One of Springfield’s main outfall pipes—an 84-inch, 100-year-old brick pipe—was failing due to poor soil conditions, high groundwater, and heavy use. Sections of the pipe were losing courses of brick and in danger of collapse.
Poor soil and groundwater conditions provided challenges to the design of dewatering/groundwater cut-off, support of excavation, and pipeline support. Proximity to existing flood controls structures—including flood gates and a flood control dike—required frequent coordination with regulatory agencies and also required a variety of construction techniques, including trenchless rehabilitation and open-cut pipe replacement.

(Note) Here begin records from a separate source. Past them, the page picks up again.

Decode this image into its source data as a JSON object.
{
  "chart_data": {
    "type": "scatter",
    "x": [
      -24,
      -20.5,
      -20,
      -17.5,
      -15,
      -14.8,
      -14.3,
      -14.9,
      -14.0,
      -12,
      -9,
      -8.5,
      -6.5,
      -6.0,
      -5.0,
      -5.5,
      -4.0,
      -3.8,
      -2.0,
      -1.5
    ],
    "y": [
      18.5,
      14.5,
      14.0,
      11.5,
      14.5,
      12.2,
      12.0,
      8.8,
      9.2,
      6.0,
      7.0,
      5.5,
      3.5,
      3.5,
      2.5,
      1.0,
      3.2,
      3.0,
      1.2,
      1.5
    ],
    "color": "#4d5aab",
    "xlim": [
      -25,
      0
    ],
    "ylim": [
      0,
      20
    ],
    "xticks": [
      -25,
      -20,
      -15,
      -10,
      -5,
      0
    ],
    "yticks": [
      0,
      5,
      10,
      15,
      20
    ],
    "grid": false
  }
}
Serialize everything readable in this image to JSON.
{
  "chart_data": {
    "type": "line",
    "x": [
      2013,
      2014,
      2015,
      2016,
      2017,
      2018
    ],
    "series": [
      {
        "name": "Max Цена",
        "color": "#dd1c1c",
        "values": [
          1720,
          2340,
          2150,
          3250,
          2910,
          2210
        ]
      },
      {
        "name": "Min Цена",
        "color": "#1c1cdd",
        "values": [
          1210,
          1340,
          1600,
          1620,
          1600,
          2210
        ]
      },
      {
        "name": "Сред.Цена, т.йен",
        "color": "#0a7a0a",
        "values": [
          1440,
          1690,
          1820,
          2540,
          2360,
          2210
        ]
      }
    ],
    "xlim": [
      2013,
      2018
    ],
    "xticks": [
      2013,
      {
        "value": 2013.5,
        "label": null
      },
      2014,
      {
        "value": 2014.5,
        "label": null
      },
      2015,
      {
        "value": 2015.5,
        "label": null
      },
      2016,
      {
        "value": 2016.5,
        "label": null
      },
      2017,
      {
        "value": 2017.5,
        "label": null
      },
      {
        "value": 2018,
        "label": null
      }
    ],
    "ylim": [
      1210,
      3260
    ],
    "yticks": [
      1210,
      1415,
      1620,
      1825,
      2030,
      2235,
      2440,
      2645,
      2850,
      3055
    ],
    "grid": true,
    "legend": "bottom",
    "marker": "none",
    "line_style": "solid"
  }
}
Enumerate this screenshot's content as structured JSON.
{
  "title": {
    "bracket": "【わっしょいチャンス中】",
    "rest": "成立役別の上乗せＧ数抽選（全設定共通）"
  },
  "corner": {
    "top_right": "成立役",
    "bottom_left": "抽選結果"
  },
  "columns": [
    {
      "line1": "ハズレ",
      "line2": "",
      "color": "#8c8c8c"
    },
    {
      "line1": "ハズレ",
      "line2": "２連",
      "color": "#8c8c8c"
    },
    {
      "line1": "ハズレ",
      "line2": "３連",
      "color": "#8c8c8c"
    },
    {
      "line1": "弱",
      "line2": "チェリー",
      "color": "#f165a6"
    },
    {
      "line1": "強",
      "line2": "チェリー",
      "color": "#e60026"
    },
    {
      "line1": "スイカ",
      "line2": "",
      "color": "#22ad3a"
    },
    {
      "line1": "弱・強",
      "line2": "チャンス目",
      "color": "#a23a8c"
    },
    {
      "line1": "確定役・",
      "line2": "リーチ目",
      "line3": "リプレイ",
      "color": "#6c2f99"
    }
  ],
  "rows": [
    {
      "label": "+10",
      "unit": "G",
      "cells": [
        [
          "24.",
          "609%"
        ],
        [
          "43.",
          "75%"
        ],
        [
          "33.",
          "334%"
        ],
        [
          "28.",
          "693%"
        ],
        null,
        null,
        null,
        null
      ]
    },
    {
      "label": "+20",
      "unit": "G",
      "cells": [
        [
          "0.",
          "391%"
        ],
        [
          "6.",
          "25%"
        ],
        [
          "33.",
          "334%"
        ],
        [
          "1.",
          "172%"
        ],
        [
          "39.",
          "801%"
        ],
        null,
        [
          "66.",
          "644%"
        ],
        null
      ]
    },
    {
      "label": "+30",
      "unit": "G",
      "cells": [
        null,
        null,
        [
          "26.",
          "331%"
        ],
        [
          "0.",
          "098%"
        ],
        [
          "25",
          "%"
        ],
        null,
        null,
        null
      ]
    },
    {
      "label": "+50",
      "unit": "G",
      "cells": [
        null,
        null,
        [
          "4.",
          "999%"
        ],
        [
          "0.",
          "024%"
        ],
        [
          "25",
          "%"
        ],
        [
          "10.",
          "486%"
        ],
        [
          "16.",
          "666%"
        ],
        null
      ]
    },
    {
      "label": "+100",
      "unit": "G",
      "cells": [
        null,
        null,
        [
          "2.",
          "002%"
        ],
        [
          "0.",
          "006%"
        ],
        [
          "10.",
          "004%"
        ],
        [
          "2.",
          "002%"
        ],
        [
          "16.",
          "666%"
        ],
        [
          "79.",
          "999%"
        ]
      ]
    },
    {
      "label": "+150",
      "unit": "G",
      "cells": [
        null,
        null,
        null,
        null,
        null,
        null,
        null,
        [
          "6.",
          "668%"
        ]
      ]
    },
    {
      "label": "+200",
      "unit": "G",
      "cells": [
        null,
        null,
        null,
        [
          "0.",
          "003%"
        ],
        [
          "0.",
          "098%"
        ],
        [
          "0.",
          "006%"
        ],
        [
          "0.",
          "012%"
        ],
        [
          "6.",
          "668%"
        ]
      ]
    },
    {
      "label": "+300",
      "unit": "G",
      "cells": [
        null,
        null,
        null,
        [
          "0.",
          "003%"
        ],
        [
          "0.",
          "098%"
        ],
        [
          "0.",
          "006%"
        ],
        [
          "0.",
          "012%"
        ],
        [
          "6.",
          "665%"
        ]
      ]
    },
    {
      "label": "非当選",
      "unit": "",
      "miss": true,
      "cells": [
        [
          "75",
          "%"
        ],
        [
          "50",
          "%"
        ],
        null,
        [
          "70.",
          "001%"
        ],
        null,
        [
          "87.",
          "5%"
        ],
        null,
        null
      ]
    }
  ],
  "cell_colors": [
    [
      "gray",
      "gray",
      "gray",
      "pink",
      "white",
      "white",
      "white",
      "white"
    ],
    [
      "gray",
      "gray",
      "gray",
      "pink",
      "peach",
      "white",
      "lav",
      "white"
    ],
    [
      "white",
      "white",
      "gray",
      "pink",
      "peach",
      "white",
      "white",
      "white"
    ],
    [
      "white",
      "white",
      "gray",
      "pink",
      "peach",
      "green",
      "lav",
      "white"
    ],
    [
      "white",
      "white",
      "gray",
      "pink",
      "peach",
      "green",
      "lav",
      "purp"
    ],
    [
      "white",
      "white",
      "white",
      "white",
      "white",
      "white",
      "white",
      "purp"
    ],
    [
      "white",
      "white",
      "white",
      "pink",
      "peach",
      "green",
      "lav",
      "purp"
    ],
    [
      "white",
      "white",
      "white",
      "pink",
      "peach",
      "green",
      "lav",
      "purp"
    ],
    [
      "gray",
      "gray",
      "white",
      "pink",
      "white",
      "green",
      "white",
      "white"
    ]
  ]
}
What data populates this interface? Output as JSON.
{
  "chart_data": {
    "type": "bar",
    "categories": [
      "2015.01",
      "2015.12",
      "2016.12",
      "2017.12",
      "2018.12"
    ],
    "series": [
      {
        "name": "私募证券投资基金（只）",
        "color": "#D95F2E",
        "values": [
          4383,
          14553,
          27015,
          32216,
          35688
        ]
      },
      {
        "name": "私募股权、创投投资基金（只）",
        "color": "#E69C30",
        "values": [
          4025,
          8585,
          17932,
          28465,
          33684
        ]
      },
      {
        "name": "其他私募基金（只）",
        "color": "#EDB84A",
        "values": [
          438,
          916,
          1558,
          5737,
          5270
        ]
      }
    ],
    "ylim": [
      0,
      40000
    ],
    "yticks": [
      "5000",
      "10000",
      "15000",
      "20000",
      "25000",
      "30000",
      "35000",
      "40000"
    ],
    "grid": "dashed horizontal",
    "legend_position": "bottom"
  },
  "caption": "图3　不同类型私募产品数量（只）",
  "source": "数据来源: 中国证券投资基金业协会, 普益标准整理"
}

Kleinfelder performed a structural assessment using Closed Circuit Television technology and manned entries, which identified the sections requiring replacement or rehabilitation. The team designed replacement sections using 84-inch, fiberglass-reinforced pipe for scour and hydrogen sulfide protection. In order to avoid disturbance to resource areas and the existing flood control system, cured-in-place pipelining was used to rehabilitate some sections. The project also included replacement of large CSO regulator and flood control structures.
Rehabilitation and replacement of these sections protected a critical piece of infrastructure from collapse. The project identified a problem with the owner’s infrastructure and integrated a solution to this operations and maintenance failure with solutions addressing the owner’s CSO control and capacity issues—a dual benefit.